So, I finished the DLCs last night. Some thoughts:
Better level design all around, more open, more Thiefy. Good stuff. The last two missions of the Brigmore Witches are the best in the entire game and begin to reach Thief caliber level design. The Knife of Dunwall isn't quite as impressive though. The Surge especially was kinda boring - I think maybe they could have found a better way to integrate the defeated Overseer invasion that Corvo saw into the story of the DLC.
Overall though the DLC brings much-needed
diversity that was missing from the base game. Competing street gangs, giant whales, mad scientists, spellcasting witches with undead dogs. And I love the terrain around the Brigmore Manor, it's such a refreshing change.
My favorite moment though, and this may sound weird, is when you dive through an underwater tunnel near the Dead Eels' ship which takes you into an otherwise inaccessible building with a rune in it. That sense of spatial contrast, of being transported between totally different types of places with different moods and appearances, is something that I now realize that Thief did often. For example, diving into the well and finding yourself in Lord Bafford's basement in the very first level of TDP. It makes the world seem big and REAL, as opposed to the "blinking arenas" that Dishonored levels usually feel like.

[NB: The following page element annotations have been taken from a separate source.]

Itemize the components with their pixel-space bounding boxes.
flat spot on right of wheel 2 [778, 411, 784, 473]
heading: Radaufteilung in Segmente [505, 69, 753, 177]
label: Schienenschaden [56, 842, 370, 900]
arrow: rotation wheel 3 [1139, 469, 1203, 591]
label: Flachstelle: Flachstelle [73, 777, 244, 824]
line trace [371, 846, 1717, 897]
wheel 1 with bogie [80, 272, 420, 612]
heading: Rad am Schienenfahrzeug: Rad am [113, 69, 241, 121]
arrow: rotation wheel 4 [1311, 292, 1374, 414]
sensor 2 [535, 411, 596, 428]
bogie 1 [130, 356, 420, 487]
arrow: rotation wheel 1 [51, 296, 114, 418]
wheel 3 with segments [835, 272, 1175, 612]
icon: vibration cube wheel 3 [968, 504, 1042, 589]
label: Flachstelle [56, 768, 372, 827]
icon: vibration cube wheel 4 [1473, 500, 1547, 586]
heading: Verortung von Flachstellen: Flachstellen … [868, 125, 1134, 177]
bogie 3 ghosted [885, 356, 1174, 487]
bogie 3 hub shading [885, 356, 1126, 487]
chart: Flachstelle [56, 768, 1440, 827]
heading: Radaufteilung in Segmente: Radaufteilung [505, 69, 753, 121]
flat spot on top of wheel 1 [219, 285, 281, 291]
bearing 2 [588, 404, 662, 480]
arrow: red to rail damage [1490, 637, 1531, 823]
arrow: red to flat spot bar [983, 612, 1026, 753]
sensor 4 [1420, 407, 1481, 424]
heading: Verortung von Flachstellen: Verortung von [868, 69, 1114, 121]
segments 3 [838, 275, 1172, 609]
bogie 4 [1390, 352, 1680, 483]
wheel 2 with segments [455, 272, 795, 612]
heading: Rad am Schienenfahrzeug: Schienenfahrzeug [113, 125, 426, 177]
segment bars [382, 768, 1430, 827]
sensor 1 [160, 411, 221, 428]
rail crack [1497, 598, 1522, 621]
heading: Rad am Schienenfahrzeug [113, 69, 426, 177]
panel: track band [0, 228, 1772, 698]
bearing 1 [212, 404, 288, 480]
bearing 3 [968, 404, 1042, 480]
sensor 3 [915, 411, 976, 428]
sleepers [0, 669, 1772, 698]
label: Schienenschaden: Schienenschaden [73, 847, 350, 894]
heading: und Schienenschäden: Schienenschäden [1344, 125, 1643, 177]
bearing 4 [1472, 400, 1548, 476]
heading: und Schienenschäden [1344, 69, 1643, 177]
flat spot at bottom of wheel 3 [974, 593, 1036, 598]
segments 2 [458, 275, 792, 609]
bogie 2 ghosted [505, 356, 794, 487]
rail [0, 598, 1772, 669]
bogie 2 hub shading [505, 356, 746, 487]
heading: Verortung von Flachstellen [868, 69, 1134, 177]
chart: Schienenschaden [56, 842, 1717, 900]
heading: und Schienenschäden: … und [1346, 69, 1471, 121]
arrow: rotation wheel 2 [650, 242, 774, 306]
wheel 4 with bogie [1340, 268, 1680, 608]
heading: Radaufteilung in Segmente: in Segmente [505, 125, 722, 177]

The Brigmore Witches themselves seem to be an allusion to the Trickster from Thief with the bright green plants they grow everywhere, and the last stage of the last mission is an obvious homage to the Maw of Chaos. Too bad it's really just the final room of the Maw of Chaos and not the entire level. Also, they totally should have ripped off the bell-twinkling sound you always heard in Trickster-infested areas in Thief.

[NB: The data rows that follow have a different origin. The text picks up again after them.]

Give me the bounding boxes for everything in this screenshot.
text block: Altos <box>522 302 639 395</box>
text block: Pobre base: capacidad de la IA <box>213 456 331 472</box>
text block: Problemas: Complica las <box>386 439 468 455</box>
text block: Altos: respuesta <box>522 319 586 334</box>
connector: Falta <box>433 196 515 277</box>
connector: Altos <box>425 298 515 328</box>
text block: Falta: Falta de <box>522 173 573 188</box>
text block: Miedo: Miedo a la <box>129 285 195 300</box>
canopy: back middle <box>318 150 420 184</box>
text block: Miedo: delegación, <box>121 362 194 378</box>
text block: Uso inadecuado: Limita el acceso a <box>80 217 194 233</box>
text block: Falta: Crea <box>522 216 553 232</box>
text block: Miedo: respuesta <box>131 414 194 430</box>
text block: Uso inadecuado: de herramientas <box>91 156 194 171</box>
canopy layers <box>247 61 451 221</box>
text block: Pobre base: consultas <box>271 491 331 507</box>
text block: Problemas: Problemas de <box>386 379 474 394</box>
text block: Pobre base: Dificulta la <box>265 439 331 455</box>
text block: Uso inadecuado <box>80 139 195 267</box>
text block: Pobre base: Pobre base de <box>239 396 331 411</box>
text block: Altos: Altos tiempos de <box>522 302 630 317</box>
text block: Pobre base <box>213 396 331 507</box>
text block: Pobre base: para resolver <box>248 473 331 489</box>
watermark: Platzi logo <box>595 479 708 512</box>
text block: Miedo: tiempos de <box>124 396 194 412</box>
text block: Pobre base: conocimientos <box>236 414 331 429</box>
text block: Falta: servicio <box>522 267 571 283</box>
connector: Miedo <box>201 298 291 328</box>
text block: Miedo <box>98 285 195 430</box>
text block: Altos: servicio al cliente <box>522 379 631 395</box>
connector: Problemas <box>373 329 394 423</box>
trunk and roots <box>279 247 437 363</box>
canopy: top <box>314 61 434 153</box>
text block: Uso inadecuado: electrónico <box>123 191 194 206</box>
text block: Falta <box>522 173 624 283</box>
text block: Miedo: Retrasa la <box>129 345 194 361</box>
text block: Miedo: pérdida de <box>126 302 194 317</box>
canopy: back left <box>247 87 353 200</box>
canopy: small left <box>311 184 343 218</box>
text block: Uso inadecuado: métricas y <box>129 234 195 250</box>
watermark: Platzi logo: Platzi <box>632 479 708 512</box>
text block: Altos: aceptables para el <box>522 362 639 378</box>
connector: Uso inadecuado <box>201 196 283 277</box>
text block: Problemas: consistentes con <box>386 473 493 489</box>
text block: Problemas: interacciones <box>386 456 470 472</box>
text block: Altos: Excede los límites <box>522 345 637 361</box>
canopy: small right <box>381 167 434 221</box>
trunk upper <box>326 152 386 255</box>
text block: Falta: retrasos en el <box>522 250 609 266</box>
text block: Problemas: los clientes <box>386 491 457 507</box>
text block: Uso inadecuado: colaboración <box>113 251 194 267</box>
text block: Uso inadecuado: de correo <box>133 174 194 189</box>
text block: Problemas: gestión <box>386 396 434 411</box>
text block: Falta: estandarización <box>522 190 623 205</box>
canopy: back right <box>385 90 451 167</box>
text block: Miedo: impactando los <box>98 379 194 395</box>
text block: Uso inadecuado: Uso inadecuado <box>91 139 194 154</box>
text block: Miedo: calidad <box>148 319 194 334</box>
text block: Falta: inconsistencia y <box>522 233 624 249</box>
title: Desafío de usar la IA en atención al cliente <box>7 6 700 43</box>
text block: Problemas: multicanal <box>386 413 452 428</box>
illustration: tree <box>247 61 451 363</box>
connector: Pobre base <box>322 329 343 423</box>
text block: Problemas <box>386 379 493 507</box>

I think the "Daud is an actual character!" thing is overrated. OK, he talks and that's nice, but I don't know, it didn't seem like a massive difference to me. He isn't
that interesting, just a tough guy voiced by Michael Madsen.
Difficulty. As far as stealth play goes, the DLC missions do seem perhaps slightly more difficult than the base game's. NPCs seem slightly more perceptive, and there are various "gotcha" situations here and there. I don't think it's really enough to make a serious difference for an expert player, though, and I wouldn't hype up these missions to stealth players based on their difficulty. It's really basically the same stuff. Time freezing blinking is fun to play around with, but it certainly does nothing to make the game harder.
I liked that money is more limited, and the between-mission store with Thief-style favors that you can buy is a nice touch. They're not all minor stuff, either. Being able to choose whether or not to disguise yourself as an Overseer at Coldridge Prison is a big difference. Kudos to Arkane for implementing things like that.
Non-lethal (and in general, unique/unusual) methods of eliminating targets are less tacked-on than they were in the main game, where it's often obvious that they were added relatively late in development. Capturing and interrogating targets, getting them in trouble with the law and arrested, it all seems much more fleshed out. The Nurse Trimble/Geezer situation is actually a great little piece of C&C that would fit in any RPG. The C&C-type stuff in the DLC is overall more well done than it was in the original game, with its embarrassing ambiguously worded lines of dialog ("you took down the High Overseer!")
Anyway, now I'm done, so Metro can relax...until I find the next game to play for 90 hours.